Aim
To compare cardiovascular and mortality outcomes in people with serious mental illness (SMI) versus no mental illness in a national cohort study of people with type 2 diabetes.
Methodology
We included adults diagnosed with type 2 diabetes between 2004 and 2018 from the Scottish national diabetes register, determining history of mental illness from linked psychiatric and general hospital admission records.
We identified major cardiovascular disease (CVD) events, all-cause mortality, and CVD-specific mortality through record linkage.

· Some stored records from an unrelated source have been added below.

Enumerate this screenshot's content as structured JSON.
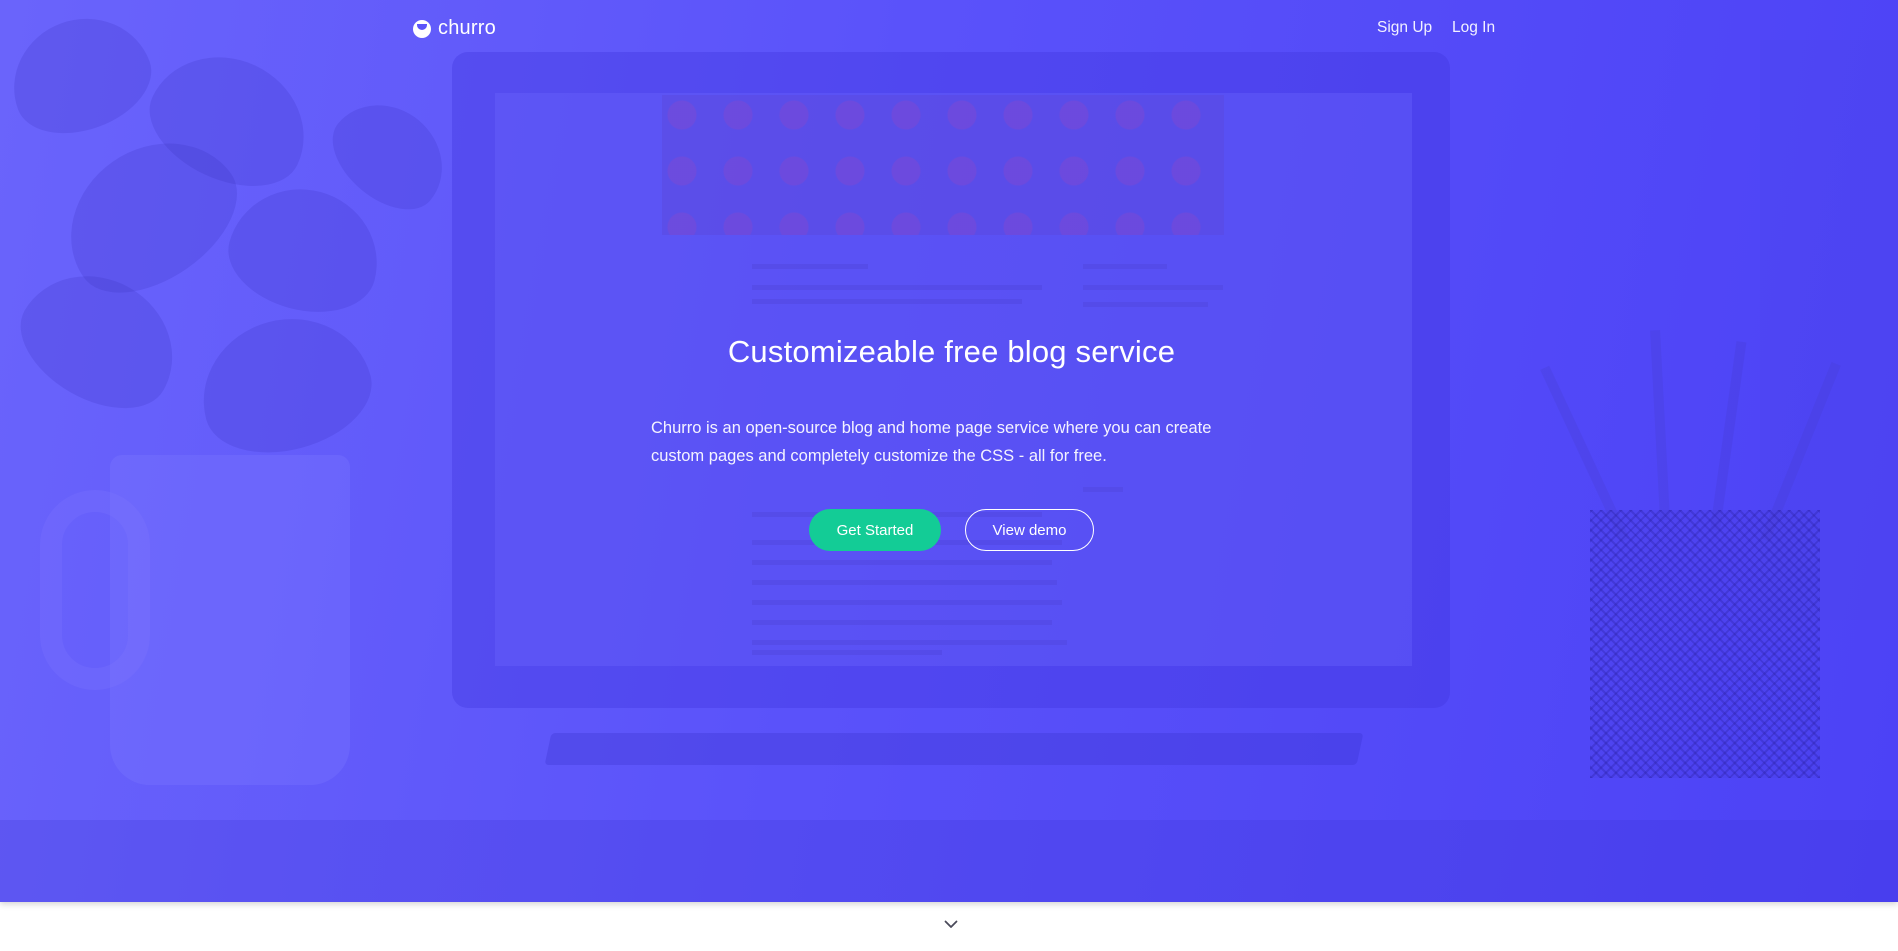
{
  "brand": {
    "name": "churro",
    "logo_icon": "churro-logo-icon"
  },
  "nav": {
    "links": [
      {
        "label": "Sign Up"
      },
      {
        "label": "Log In"
      }
    ]
  },
  "hero": {
    "title": "Customizeable free blog service",
    "description": "Churro is an open-source blog and home page service where you can create custom pages and completely customize the CSS - all for free.",
    "primary_button": "Get Started",
    "secondary_button": "View demo"
  },
  "footer": {
    "scroll_icon": "chevron-down-icon"
  },
  "colors": {
    "hero_gradient_start": "#6a64fb",
    "hero_gradient_end": "#4c42f6",
    "primary_button": "#13cc96",
    "text": "#ffffff",
    "page_background": "#ffffff"
  }
}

Using Cox regression, we estimated hazard ratios (HRs) for associations between SMI and outcomes, adjusting for baseline sociodemographic and clinical characteristics, including history of CVD, comorbidity, hypertension, high cholesterol, HbA 1c, BMI , alcohol use disorder and smoking.
Results
Among 259,875 people with type 2 diabetes, 1.0%, 0.5%, and 3.0% had schizophrenia, bipolar disorder, and major depression, respectively.
After adjusting for sociodemographic characteristics, the risk of major CVD events was higher in people with schizophrenia (HR 1.22, 95% CI 1.06–1.41), bipolar disorder (HR 1.58, 95% CI 1, 33–1.87) and major depression (HR 1.59). , 95% CI: 1.49–1.70) compared with people without a history of mental illness.
Severe mental illness (SMI) was also associated with an approximately twofold increased risk of CVD-specific and all-cause mortality.
All associations were attenuated after further adjustment for clinical characteristics.